The Undergraduate Senate will likely put the subject on previous notice next Tuesday before voting on the charter the subsequent week. The GSC will vote on the charter on a similar time frame.

  • One correction to this story which is extremely important is that the fact that a majority vote of the panel is required to find a student responsible is NOT a change.   The story reports inaccurately that the new sexual assault policy contains a “shift from requiring a unanimous ruling for a conviction to only requiring a majority.”  This is incorrect.  No judicial process at Stanford has ever required a unanimous ruling, and our policy represents no change in current practice in this regard. 
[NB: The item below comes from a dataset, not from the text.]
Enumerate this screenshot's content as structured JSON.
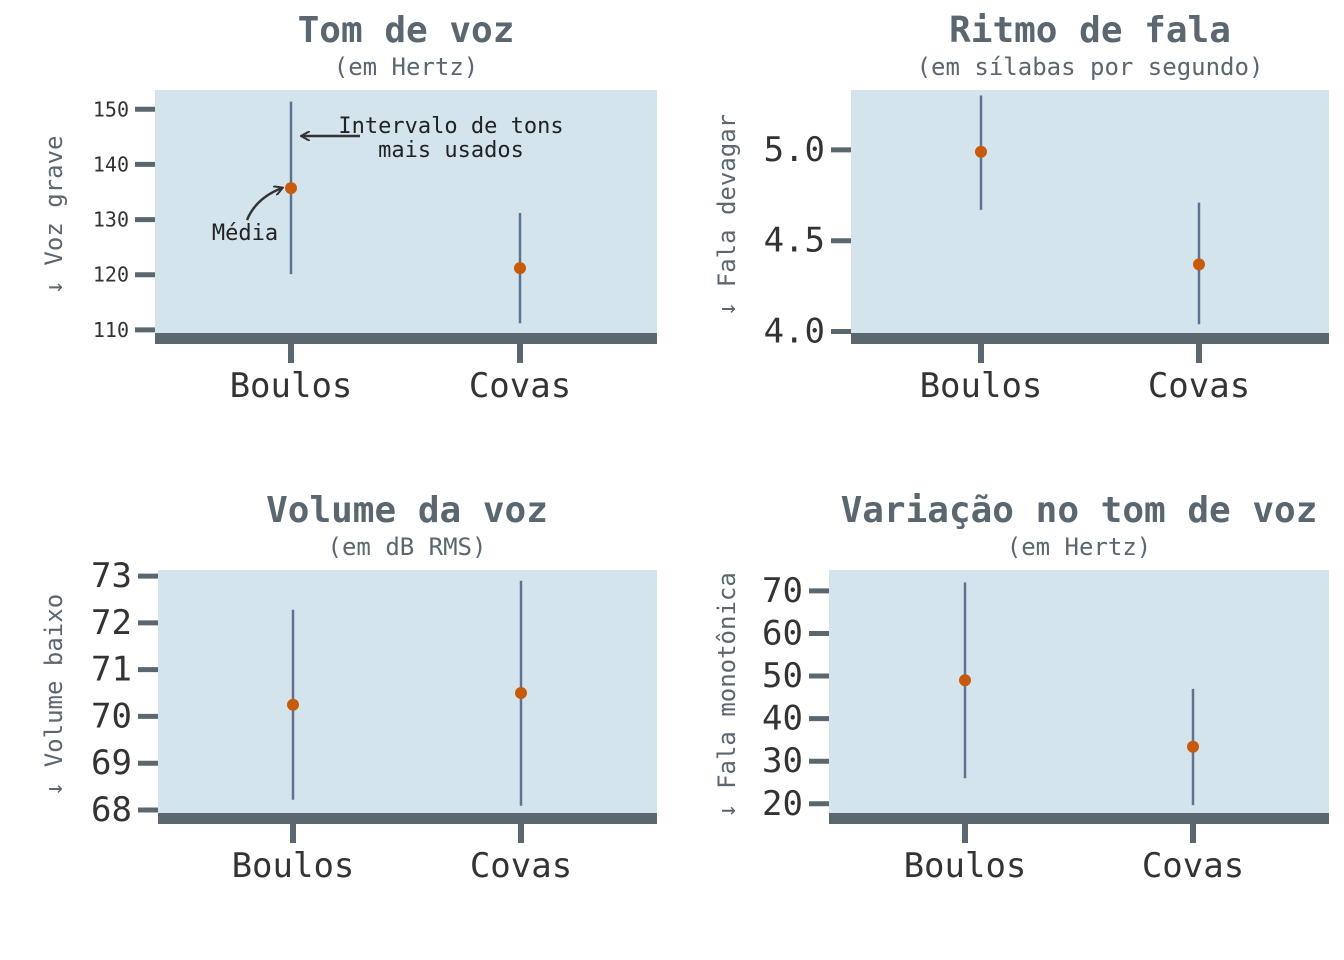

    Panels have never required unanimous votes for any judicial offense at Stanford — not for cheating, not for Fundamental Standard, not for rape.  Never.  Unanimity would represent a radical break with Stanford traditions.  That is why the Board on Judicial Affairs voted overwhelmingly (I believe the vote was 11-1) to retain our traditional practice of NOT requiring a unanimous vote.   All of these options were debated vigorously in the Board on Judicial Affairs and we feel that we have struck the right balance of protecting the rights of the accused student as well as the privacy and emotional health of the accuser. The question of the number of panelists (4 rather than the more typical 6) was made for two reasons: (1) students felt strongly that the panels should be comprised of a majority of students, so we have three students and 1 faculty/staff; and (2) a panel of 3 students and 4 persons limits the chance of gossip among students about events that are likely to be very humiliating for both parties.  We felt that this number and configuration of reviewers best protects the rights of all parties, maintains Stanford traditions, and retains Stanford’s student-operated judicial process. I invite any student with any questions to contact me directly at mldauber@gmail.com. I also request that the Daily correct the error described above in this story.

  • Thank you for the correction and for covering this important topic.